Now remember that after Neo realized that he had no manifest destiny – in other words, if he sat back and relaxed, destiny would not simply sweep him up into his role as savior. That’s not entirely accurate…but bear with me for a moment. In the same way that the momentum that got Neo to where he was, Neo took it over, owned it, accepted it and directed his purpose with an integrated sense of reality. While it took faith outside of himself, and faith greater than his own, to turn him into someone else, someone more powerful, it is finally the inner knowledge, and innerverse that completes the circle.
The interesting point is that our faith manifests reality, both in ourselves and those – who we empower – around us. In this way we are both the mechanism and the embodiment of God, in terms of our choices, and whom we select to represent us, to save us. We can save ourselves, unless of course, we gave up that choice (consciously or by default or ignorance) as a collective, and then it is left to individuals to save us – when our collective deadline has past, and reality – in its new often unbalanced guise of austerity – has set in. This redemption process is merely a process of rebalancing, just as austerity is also a process of rebalancing of the human race. Currently, the human race has by far exceeded the carrying capacity of the planet. Beyond this fact is the point that we (well, a minority section which we define as The First World) have for the last handful of decades enjoyed stupendous wealth, comforts and pleasures. This period is about to expire.

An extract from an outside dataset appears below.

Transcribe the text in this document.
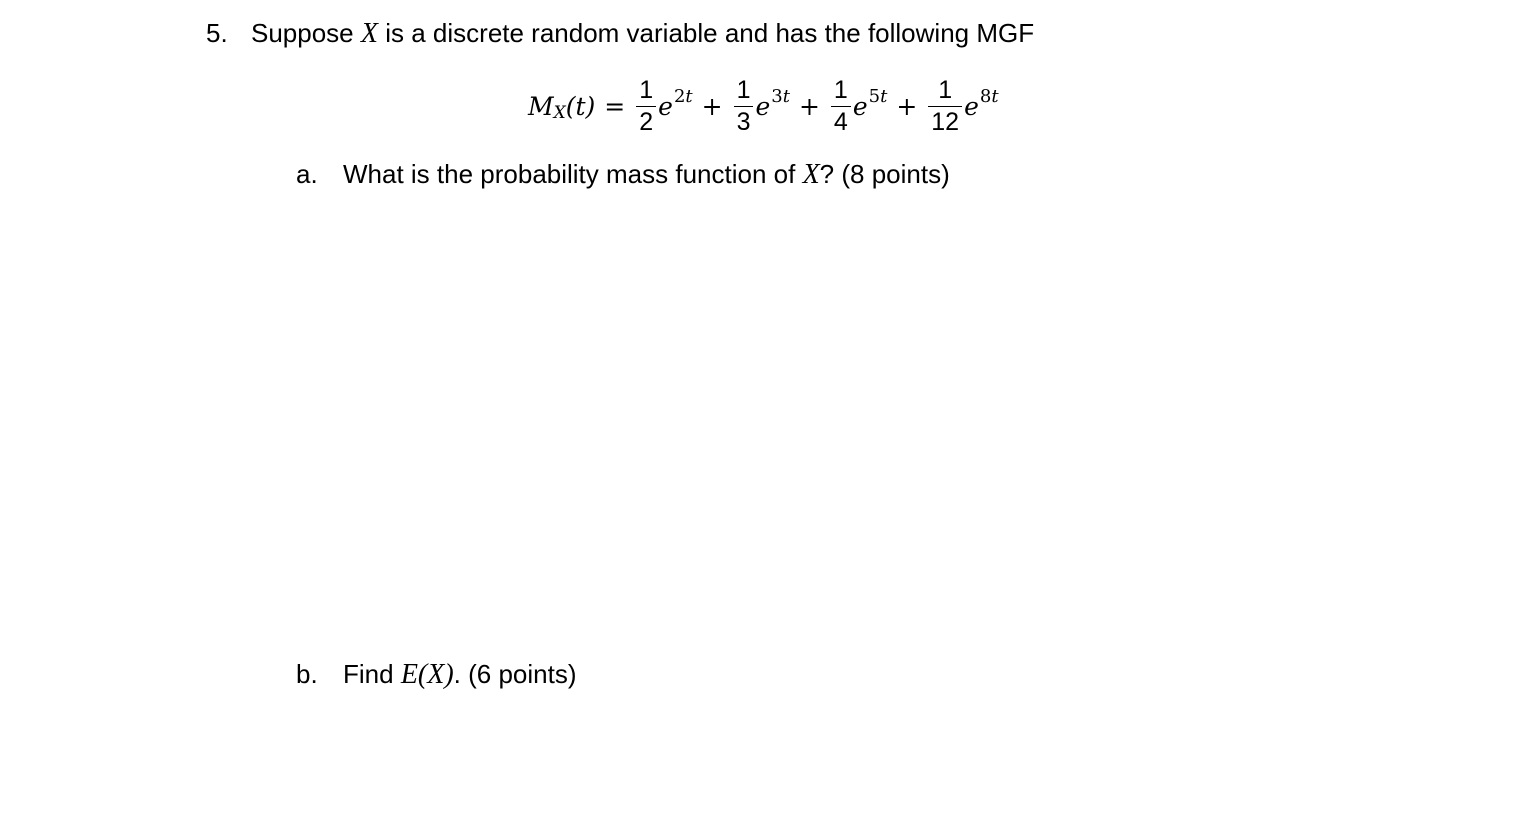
5. Suppose X is a discrete random variable and has the following MGF
M X $(t) = \frac{1}{2}$ e $2t + \frac{1}{3}$ e $3t + \frac{1}{4}$ e $5t + \frac{1}{12}$ e 8t
a. What is the probability mass function of X? (8 points)
b. Find E(X). (6 points)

God is a consciousness beyond this world, but also one integrated into it (whether we accept that or not). That means God is part of this world, here. Now. The idea of heaven and hell as only after-life auditing is a distortion. Heaven and hell are both state of beings, and both states occur in the Now. They are merely states of harmony or dysfunction, rewards for living well (consciously), or not.
In fact, the power of God exists in only one place – the here and now. God is not as unfamiliar as we might think. God is the entire being of all things, as simple as that, and in that simple structure is far more profundity than we can imagine. This is because the universe extends further than this Earth, and the world, and all its creatures, is infinitely small, infinitely diverse, infinitely changing. For the moment, we are part of the desert of the real – in terms of being able to manifest our own contributions to reality (in thoughts, words, deeds) real and compute into a visual, physical world. But there is much besides.
In this sense, our thoughts, our words, and most importantly our actions, have the power of our comprehension, and, for collective good or ill, beyond individual capacities and comprehension. Reality is my choice, it’s yours, and it’s ours. But our participation makes what is. Each of us has unlimited capacities. Each of us can be more than we have, as yet, chosen to be. Power is in our hands, to have, to hold, or not to have. In the end, we have to be, or not be. For whatever we will, will come to pass.